ChatGpt, è davvero il caso di avere paura?
Dalla sua data di lancio (30 novembre 2022) non si fa altro che parlare di ChatGpt. Si tratta di un prototipo di chatbot, ossia di un software basato sull’intelligenza artificiale e sul machine learning (apprendimento automatico), capace di rispondere a domande, conversare e tanto altro ancora. Gli esperti del settore hanno definito questa nuova tecnologia qualcosa di rivoluzionario. Prima di domandarci se sia o meno il caso di avere paura delle sue implicazioni, bisogna innanzitutto comprendere di cosa si tratta.
Come funziona ChatGpt
Questo prototipo è stato realizzato da OpenAi, l’ente non profit fondato dal noto imprenditore sudafricano Elon Musk nel 2015. Letteralmente la sigla ChatGpt sta per “Generative Pre-trained Transformer”, in altre parole “trasformatore pre-istruito generatore di programmi di dialogo”. In pochissimi mesi, il chatbot di OpenAi conta già milioni di iscritti. La registrazione è gratuita e una volta effettuata è possibile chiedergli qualsiasi cosa ci passi per la testa. ChatGpt, utilizzando le sue informazioni e conoscenze, è in grado di formulare una risposta sensata. Non è un caso, infatti, che moltissimi studenti abbiano fatto ricorso a questa nuova tecnologia per poter svolgere i propri compiti: realizzare una presentazione power point, scrivere un saggio, risolvere uno studio di funzione. Per questa ragione, molti hanno cercato di metterla alla prova e non sempre ChatGpt è stata capace di eccellere, ad esempio ha detto che l’uomo è stato su Marte, considerando le missioni Apollo. Alle domande di tipo personale si avvale della facoltà di non rispondere: “sono un modello di linguaggio addestrato e non posso provare le emozioni…”, così si giustifica. La domanda che a questo punto sorge spontanea è quanto c’è dunque di “umano” in questi software?

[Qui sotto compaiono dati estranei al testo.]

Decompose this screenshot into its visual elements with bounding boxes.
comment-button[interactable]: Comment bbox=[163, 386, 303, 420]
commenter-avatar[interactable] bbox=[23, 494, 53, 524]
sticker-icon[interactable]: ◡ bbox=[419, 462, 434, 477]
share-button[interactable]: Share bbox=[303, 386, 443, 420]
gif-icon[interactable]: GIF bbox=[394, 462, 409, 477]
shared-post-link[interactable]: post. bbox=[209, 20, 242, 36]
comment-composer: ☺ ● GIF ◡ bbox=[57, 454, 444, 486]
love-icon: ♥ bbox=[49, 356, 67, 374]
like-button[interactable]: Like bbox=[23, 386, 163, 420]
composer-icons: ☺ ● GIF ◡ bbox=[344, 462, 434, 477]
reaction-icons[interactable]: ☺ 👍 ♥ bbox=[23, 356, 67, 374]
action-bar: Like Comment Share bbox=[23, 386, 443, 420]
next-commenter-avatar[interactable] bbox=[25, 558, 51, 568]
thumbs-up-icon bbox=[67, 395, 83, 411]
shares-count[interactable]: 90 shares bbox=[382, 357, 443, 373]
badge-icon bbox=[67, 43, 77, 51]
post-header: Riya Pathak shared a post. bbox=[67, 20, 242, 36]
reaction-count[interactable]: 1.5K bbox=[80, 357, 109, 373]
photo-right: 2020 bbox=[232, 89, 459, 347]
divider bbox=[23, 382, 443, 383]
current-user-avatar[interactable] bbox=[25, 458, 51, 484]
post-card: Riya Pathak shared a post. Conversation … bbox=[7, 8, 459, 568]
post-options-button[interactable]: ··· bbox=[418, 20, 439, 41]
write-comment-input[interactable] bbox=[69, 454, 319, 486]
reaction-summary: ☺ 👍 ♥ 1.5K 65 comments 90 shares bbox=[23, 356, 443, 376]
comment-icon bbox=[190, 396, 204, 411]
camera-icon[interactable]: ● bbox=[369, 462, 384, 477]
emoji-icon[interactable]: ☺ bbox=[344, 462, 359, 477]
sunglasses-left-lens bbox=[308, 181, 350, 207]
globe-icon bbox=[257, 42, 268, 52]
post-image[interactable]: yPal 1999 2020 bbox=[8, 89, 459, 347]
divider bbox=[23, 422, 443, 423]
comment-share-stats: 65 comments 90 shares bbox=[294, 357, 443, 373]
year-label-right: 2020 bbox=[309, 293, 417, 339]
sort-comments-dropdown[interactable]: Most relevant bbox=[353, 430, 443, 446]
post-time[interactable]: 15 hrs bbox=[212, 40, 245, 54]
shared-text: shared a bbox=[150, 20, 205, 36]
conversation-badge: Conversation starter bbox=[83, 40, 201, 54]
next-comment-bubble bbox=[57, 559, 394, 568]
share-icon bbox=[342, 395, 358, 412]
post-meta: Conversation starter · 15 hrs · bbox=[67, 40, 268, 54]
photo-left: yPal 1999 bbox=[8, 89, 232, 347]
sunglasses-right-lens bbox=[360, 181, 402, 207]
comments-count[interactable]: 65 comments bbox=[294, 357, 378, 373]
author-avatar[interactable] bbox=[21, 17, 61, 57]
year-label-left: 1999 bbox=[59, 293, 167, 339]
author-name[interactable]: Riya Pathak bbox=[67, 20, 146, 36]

Cosa divide l’essere umano dall’AI
La creatività, come ha potuto constatare il giornalista Federico Fubini, chiedendo a Chatgpt di comporre una poesia, è ciò che ci divide dall’intelligenza artificiale. In generale, ciò che non è replicabile è la nostra capacità di esprimere sentimenti profondi. Il software in questione si è mostrato capace di imitare tutto questo in maniera “relativamente plausibile”, sostiene il giornalista. Questo significa che, in particolare il prodotto di OpenAi, sta cercando di effettuare un salto di qualità, per certi versi inquietante. Nicola Grandis di Asc27, start up italiana che opera proprio nel settore dell’intelligenza artificiale, ha spiegato come queste macchine riescano a fare tutto ciò:
“immaginiamo che una persona abbia potuto leggere e rileggere migliaia di volte tutto l’internet conosciuto, ponendogli un quesito lui produrrà una risposta di tipo nozionistico, generata dalla matematica”. Interessante è il paragone che rende immediata la comprensione del funzionamento del Chatbot: “come un ragazzino che impara a memoria, non ha la minima attinenza con l’intuito, con la creatività di noi esseri umani”.
Il rischio, o sarebbe meglio dire il pericolo, si manifesta nel momento in cui vengono trascurati questi aspetti importanti. Poniamo il caso in cui ci si rivolga a Chatgpt, come troppo spesso accade con i semplici motori di ricerca, per formulare una sorta di diagnosi medica. La risposta generata non potrebbe in alcun modo sostituire il consulto di un medico. Quello che farebbe il software sarebbe semplicemente mettere insieme informazioni, attraverso internet, fornite da persone che manifestano gli stessi sintomi a lui descritti.
In che modo possiamo difenderci
Per potersi difendere è necessario tenere a mente che si ha a che fare con una macchina che funziona su livelli matematici, che è sì in grado di supportare e semplificare l’attività umana, ma che non si tratta di un’entità senziente. Per questo motivo sono già in corso molte attività regolatorie che impongono di dichiarare, ai fini della tutela del fruitore, quando un determinato contenuto (per esempio una pagina web) è stato prodotto attraverso l’utilizzo di queste tecnologie. Ma è evidente che bisognerà fare molto di più. Inoltre, non è azzardato affermare che il settore su cui l’intelligenza artificiale avrà maggiore impatto sarà proprio quello dell’istruzione. È proprio da quest’ultimo che si attende una risposta immediata, che tenga conto di questa evoluzione tecnologica, senza sottovalutarla, magari utilizzando un tipo di didattica che punti a sviluppare maggiore capacità critica e creatività nei giovani, evitando l’assegnazione di esercizi compilativi, gli unici attraverso cui Chatgpt sarebbe in grado di sostituirci.